Moreover, the Code of Ethics for Professional Accountants, issued by the International Ethics Standards Board for Accountants (IESBA) imposes an over-arching responsibility on professional accountants to act in the public interest.

Significant in this latter regard is the promulgation by IESBA of an ethical standard Responding to Non-compliance with Laws and Regulations (NOCLAR), which is presently being adopted into the Australian code APES 110 Code of Ethics for Professional Accountants. Essentially, NOCLAR provides a framework that enables professional accountants, including auditors to disclose to an appropriate authority a suspected breach of a range of public laws including money laundering, fraud, bribery and corruption without being constrained by the Code’s duty of confidentiality.  

The persistent challenge in determining a suitable medium of narrative disclosure which efficiently supports market and stakeholder confidence in corporate practices is that financial and non-financial practice and performance are inexorably intertwined.

Some of the concerns I have previously voiced in relation to climate change disclosure are applicable to disclosures of social risks, such as modern slavery, and it is commendable that IFRS has, since March this year, under consideration a possible work plan for examining wider corporate reporting centred, in part, on prior work on Management Commentary.

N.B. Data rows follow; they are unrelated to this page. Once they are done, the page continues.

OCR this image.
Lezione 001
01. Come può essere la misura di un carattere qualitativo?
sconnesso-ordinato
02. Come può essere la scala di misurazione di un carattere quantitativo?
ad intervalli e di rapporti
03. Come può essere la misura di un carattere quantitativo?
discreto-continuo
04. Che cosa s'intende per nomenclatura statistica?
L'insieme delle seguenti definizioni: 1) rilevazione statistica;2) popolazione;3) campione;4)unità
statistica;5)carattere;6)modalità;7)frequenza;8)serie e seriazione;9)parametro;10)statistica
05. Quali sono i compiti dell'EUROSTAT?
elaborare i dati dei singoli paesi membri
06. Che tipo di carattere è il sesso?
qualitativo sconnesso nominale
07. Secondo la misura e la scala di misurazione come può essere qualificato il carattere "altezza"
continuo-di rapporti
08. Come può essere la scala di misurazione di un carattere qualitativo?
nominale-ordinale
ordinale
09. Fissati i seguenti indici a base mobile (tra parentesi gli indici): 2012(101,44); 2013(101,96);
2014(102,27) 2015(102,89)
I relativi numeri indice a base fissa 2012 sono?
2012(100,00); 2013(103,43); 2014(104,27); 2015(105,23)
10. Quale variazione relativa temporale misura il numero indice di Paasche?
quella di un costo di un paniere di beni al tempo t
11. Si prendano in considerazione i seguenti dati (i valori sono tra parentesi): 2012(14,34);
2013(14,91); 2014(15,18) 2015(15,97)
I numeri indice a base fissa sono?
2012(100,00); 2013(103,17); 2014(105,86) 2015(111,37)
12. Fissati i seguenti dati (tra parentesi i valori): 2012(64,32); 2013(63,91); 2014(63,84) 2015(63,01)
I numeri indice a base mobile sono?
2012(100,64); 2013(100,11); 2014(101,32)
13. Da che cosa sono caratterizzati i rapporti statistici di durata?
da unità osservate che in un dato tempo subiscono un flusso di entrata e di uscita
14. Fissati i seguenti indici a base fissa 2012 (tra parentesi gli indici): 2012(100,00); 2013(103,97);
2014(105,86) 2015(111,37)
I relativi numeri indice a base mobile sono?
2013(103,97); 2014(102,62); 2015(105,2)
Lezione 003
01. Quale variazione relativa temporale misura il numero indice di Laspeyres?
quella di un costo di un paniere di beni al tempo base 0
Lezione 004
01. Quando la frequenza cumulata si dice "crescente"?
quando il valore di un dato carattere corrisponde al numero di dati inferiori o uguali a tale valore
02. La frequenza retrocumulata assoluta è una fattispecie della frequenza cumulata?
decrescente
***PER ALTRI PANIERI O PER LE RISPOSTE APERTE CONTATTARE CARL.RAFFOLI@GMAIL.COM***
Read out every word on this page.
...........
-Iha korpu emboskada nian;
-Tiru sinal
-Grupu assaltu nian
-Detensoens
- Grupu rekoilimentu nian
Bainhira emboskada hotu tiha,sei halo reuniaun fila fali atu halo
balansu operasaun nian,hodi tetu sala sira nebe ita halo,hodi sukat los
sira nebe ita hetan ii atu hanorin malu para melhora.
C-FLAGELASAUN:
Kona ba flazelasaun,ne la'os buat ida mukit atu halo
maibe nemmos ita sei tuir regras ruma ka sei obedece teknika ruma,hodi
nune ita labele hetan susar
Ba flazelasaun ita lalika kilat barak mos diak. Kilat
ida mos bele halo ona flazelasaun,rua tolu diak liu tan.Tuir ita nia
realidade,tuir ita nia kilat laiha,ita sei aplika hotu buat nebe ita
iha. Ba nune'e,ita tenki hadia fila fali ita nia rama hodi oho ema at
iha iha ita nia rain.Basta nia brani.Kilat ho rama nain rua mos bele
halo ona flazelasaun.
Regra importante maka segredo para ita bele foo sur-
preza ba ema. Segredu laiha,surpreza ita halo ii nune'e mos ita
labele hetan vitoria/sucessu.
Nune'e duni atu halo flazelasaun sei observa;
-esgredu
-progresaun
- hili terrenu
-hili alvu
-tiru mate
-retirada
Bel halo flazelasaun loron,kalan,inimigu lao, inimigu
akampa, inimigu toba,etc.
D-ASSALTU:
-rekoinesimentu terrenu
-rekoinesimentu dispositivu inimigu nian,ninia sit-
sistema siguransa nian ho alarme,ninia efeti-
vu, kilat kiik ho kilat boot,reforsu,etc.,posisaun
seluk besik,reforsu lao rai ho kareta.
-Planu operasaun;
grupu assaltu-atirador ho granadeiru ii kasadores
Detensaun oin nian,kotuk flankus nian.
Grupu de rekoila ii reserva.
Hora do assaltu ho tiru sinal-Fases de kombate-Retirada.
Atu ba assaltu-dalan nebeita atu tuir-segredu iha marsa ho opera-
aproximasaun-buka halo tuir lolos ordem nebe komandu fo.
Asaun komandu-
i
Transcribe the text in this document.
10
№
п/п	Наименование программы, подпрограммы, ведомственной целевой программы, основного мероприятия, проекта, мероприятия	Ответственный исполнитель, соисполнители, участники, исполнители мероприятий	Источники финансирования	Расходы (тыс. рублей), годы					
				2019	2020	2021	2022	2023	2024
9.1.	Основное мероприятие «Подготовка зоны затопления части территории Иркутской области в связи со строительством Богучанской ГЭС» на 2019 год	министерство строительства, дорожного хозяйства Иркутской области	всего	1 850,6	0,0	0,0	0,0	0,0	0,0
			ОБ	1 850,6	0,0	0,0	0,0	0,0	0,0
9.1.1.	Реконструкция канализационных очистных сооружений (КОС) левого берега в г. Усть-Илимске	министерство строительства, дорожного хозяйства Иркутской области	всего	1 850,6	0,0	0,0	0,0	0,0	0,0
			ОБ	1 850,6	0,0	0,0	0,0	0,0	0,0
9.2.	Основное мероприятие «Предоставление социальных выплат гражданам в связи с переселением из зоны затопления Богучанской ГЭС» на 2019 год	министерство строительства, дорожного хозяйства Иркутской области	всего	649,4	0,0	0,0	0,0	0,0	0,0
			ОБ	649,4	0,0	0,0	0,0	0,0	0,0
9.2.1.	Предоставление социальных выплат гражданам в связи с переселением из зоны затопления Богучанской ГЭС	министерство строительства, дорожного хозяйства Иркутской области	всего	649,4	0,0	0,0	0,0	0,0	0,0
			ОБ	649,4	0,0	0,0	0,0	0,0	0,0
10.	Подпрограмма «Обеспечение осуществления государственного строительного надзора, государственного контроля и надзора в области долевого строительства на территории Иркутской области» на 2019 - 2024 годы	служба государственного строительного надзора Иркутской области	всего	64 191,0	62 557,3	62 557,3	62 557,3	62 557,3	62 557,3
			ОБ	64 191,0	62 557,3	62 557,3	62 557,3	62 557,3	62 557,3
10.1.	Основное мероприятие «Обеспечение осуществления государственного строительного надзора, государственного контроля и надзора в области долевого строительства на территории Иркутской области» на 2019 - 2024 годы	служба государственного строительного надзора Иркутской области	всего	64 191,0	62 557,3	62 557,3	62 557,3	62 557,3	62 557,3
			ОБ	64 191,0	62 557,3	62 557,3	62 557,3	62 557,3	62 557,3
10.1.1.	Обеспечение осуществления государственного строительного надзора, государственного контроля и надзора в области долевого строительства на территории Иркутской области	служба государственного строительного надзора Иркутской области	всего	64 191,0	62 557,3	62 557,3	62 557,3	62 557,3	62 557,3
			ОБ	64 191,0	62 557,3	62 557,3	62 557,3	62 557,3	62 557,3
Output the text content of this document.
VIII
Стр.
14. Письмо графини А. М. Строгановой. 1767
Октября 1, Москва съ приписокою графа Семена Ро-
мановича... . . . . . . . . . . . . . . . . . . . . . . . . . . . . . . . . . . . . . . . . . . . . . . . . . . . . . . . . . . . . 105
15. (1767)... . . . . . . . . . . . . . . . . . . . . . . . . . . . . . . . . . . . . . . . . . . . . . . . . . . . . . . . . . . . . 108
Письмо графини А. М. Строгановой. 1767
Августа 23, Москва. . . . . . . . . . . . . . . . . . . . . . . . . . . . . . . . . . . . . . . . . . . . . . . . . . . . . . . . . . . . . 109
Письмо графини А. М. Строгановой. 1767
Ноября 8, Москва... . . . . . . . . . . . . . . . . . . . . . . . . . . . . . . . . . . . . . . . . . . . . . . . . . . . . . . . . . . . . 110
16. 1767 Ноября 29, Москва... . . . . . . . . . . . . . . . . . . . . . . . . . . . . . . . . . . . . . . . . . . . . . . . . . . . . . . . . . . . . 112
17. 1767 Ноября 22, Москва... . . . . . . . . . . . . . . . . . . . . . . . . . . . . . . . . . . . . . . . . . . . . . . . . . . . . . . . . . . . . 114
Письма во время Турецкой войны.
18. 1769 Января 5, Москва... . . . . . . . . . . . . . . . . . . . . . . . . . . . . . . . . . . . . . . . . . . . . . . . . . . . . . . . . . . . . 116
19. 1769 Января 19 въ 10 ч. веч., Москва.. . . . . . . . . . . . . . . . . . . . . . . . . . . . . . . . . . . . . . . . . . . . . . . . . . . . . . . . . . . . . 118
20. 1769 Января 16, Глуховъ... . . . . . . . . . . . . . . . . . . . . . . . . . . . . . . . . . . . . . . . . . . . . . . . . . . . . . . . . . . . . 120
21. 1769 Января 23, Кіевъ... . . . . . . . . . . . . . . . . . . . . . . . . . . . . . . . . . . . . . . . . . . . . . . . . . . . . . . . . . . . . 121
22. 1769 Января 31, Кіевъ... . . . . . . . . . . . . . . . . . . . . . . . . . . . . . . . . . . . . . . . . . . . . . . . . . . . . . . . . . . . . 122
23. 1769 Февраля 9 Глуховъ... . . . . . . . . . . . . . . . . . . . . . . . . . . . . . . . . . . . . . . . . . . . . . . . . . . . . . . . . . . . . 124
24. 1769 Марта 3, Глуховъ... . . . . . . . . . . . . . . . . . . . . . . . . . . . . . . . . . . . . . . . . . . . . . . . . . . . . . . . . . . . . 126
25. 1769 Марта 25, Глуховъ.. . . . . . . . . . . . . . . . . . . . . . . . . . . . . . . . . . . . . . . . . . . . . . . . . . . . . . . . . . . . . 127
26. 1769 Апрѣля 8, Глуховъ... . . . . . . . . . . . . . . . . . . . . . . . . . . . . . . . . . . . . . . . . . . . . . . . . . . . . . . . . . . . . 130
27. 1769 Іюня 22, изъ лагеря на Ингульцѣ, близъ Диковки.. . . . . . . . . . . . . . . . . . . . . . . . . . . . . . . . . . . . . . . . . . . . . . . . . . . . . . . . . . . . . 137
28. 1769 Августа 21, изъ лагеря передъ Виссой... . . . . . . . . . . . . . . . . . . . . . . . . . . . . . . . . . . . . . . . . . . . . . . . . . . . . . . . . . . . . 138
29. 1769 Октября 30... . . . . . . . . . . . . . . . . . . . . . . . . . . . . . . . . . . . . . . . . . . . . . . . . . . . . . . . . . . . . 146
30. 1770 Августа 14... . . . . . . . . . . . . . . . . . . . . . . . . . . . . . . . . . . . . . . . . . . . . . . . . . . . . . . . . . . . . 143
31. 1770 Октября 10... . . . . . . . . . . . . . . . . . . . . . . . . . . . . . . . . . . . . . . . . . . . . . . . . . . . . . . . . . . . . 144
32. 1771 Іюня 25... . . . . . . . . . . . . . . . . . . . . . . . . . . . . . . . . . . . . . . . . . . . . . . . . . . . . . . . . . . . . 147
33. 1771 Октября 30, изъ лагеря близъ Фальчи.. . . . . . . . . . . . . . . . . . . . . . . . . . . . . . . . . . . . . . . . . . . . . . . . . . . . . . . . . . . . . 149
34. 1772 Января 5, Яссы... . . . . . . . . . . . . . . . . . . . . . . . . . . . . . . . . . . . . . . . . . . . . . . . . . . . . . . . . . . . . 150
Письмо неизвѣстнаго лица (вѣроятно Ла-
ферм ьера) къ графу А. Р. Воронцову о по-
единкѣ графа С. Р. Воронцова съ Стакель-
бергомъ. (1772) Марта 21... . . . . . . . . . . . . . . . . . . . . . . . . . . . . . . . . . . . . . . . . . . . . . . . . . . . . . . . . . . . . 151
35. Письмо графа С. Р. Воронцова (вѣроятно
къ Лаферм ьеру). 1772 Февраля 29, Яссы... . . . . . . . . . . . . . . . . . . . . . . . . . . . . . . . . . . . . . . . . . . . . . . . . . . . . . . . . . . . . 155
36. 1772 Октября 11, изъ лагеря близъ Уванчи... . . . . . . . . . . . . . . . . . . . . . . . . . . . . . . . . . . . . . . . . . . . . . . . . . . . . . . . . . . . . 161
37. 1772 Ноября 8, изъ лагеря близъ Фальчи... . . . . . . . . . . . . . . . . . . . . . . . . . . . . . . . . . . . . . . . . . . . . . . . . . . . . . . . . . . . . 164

As many readers will be aware, the International Integrated reporting Council (IIRC) has underway a Framework Implementation Feedback process canvassing views on progress since the release of the Framework in December 2013.  Readers will also be aware of the IIRC’s Corporate Reporting Dialogue (CRD) collaborative project.

Given the dire need to rapidly translate institutional responses to modern slavery into widespread corporate action, I suggest it may be opportune to extend the CRD framework mapping exercise. This could illustrate how major guidance such as the OECD Guidelines for Multinational Enterprises and sector specific due diligence guides (most noteworthy those for the garment and footwear sector, minerals and agriculture) might be used to collect and communicate supply chain transparency information.

Perhaps all too often there is a temptation to succumb to a view that humanity’s needs are beyond the reach of our effective action, and indeed responsibility.  The accounting profession has an important role to play in demonstrating this need not be the case.